A Problem With Personality Tests
When I first heard about the the Myers–Briggs Type Indicator, I was extremely confused about the random combination of letters. ISTJ? ESFP? I had no idea what people were talking about.
I did some Google searches, read some articles, and took some tests. I still can’t keep all the letters straight, and the results never resonated with me. I felt that I couldn’t be categorized, that I was a more complex individual than what the personality test was telling me.
And over the years, I’ve changed a lot. My personality is different now as a stay-at-home parent than it was when I was in college or working full-time. I’ve not only adapted to different situations, but I’ve grown and become a better person.
When I was younger, I would have said I was an introvert. I liked books and people scared me. But I worked on overcoming my fears. I set goals so that I was more comfortable talking with other people — not so I could change my personality type, but because I wanted to be in a position to look outside myself, make friends, and help others more.
I love being with people now, but not because I want to be the center of attention. Instead, I want to listen and talk and connect with others. I want to learn how to stop thinking about myself, stop selfishly pursuing what I want, and try to instead help others and make the world a better place.

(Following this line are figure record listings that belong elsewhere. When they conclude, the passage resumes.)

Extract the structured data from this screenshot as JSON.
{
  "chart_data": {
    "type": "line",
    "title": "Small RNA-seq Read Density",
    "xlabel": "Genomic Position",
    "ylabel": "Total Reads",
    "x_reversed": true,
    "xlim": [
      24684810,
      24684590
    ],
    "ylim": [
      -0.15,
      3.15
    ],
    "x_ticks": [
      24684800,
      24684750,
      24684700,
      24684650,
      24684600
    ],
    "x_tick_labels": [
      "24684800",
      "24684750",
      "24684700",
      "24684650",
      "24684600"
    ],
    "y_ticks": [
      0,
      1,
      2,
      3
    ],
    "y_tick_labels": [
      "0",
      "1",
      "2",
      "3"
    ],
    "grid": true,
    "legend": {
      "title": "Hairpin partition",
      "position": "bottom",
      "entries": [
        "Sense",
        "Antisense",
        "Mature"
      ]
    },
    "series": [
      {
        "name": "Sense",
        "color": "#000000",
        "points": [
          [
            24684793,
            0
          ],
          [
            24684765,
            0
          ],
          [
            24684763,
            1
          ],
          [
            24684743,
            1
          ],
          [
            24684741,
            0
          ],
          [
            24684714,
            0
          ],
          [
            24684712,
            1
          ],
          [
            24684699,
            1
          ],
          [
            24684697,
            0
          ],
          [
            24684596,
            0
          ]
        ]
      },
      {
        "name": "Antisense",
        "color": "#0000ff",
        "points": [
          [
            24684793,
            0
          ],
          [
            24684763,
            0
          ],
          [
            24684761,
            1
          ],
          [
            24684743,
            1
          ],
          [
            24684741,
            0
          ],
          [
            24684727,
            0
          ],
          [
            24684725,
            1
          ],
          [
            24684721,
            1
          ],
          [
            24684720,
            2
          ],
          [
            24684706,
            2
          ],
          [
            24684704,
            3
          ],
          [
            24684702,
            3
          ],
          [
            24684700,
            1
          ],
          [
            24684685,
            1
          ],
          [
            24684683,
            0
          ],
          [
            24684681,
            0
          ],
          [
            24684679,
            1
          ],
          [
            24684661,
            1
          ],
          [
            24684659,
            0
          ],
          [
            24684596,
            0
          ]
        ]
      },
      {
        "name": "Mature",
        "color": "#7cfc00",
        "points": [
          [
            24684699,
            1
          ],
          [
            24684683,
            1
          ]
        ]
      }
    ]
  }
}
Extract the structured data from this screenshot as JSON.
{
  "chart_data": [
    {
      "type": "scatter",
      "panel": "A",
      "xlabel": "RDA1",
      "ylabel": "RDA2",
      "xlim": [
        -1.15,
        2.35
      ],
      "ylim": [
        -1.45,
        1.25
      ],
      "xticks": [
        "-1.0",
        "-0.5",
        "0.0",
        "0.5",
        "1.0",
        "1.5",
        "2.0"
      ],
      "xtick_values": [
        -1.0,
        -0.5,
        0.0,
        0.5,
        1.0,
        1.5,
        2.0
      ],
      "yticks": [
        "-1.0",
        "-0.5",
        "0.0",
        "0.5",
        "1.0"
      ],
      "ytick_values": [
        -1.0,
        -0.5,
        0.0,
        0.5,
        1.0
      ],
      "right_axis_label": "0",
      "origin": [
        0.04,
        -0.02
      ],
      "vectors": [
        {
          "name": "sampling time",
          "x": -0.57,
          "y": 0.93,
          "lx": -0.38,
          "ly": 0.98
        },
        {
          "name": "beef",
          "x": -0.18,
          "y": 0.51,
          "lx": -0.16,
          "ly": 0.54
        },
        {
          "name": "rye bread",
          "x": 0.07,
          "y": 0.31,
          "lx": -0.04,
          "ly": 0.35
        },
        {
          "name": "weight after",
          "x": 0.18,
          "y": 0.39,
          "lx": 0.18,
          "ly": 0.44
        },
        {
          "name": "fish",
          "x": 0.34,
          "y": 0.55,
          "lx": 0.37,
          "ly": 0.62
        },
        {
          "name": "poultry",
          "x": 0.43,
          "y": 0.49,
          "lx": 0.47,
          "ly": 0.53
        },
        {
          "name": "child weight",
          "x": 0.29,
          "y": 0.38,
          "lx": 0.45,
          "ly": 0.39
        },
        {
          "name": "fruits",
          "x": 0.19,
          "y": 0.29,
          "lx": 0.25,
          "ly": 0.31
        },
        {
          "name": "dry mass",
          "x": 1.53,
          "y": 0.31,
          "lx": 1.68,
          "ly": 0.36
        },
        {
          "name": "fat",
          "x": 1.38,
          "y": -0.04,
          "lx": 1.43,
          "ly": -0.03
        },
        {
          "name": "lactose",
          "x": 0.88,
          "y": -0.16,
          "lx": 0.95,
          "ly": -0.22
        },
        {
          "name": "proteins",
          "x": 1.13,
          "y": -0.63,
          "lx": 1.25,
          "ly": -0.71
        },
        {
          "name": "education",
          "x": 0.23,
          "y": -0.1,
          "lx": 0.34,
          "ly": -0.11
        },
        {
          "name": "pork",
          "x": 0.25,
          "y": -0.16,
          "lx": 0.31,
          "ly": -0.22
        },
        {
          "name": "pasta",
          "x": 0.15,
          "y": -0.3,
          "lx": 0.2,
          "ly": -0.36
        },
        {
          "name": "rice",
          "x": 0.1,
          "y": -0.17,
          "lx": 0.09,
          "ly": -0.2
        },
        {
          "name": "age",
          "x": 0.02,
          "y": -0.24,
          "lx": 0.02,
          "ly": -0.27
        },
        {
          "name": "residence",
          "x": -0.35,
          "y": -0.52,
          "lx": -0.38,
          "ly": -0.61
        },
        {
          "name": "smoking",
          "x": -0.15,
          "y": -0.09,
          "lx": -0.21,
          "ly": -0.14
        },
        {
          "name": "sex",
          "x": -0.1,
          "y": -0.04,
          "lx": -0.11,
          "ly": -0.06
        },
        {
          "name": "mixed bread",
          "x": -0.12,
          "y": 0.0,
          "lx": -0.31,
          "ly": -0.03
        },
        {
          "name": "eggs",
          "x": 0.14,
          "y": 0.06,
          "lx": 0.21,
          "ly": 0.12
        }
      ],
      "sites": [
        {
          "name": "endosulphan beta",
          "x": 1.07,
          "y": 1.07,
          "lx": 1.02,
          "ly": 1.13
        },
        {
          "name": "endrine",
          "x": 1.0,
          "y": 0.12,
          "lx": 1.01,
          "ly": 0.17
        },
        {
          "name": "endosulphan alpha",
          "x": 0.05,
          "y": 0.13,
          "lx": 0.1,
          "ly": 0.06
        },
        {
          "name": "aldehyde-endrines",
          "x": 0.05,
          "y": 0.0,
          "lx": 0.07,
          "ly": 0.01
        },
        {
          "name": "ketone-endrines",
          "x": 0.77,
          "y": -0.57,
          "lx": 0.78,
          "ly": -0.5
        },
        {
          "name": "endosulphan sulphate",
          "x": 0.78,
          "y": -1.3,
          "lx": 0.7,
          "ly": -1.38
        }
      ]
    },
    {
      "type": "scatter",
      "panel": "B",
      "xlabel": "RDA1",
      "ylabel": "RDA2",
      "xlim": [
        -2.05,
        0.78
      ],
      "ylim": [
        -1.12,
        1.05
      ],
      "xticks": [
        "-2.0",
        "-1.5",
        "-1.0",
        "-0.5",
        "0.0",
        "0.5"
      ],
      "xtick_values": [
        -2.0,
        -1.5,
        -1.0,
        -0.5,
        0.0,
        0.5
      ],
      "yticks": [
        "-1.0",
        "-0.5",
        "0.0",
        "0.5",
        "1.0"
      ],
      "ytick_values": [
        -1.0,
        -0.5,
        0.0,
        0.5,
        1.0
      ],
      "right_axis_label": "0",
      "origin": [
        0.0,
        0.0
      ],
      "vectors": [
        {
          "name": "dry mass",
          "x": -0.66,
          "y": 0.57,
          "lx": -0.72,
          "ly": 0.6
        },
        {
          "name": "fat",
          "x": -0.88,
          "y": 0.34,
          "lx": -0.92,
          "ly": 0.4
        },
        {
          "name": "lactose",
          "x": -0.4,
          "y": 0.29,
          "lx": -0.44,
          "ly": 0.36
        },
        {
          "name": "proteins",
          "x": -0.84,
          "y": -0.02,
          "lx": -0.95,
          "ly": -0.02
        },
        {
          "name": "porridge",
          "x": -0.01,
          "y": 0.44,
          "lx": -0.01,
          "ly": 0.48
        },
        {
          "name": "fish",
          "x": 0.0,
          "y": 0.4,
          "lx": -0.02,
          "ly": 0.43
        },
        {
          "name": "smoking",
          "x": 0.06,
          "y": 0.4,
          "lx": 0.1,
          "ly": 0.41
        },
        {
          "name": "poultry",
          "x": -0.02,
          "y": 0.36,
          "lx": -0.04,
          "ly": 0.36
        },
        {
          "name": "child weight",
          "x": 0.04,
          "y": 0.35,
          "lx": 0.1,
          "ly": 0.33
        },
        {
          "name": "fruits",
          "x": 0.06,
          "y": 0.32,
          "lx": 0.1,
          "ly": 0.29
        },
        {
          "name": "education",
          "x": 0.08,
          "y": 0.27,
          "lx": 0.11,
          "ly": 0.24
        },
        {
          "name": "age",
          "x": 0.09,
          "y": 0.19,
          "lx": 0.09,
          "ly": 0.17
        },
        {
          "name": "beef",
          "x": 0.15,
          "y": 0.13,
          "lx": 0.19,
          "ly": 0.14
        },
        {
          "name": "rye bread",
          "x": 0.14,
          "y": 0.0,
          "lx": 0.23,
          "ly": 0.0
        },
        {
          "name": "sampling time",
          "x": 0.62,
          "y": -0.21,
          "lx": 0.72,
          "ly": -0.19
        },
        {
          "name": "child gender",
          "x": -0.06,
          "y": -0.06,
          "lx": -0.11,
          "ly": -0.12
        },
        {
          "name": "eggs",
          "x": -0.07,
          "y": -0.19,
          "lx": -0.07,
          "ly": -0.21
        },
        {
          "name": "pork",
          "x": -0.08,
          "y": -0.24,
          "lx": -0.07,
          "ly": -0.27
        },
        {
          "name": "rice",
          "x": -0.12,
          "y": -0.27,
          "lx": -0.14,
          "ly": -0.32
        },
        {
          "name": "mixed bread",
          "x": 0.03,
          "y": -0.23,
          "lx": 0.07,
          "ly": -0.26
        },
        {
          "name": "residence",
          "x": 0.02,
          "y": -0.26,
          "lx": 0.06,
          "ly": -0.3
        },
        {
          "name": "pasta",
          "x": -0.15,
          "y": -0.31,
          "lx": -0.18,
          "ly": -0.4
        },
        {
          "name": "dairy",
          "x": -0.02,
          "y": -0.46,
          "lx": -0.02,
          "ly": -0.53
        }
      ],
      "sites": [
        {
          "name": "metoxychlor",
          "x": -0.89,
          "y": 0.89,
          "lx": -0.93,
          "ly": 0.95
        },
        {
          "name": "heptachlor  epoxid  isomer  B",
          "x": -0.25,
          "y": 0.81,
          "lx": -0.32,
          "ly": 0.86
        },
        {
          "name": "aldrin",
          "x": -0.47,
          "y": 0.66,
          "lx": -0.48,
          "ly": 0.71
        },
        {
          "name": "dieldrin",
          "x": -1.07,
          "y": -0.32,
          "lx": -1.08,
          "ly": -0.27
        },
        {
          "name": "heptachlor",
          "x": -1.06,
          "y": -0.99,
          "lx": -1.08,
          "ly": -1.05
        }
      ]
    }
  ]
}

Personality tests are focused very much on you and what you want. Personality tests don’t care about serving other people and improving relationships.
I could spend a lot of time thinking about what I want out of life. I could spend a lot of time categorizing myself and refusing to change who I am. But that’s not who I want to be. I want to be constantly improving, and I want to be improving and changing in a way that allows me to help and serve others.
I don’t need to analyze how I think and make decisions. I don’t need to determine if I’m more emotional or rational. I don’t need to spend hours determining exactly how I function and exactly what I want out of life. I want to take myself out of the equation entirely and think about myself a whole lot less.
Because my life isn’t about me. It’s about my family, my friends, my community, and all the people I can help.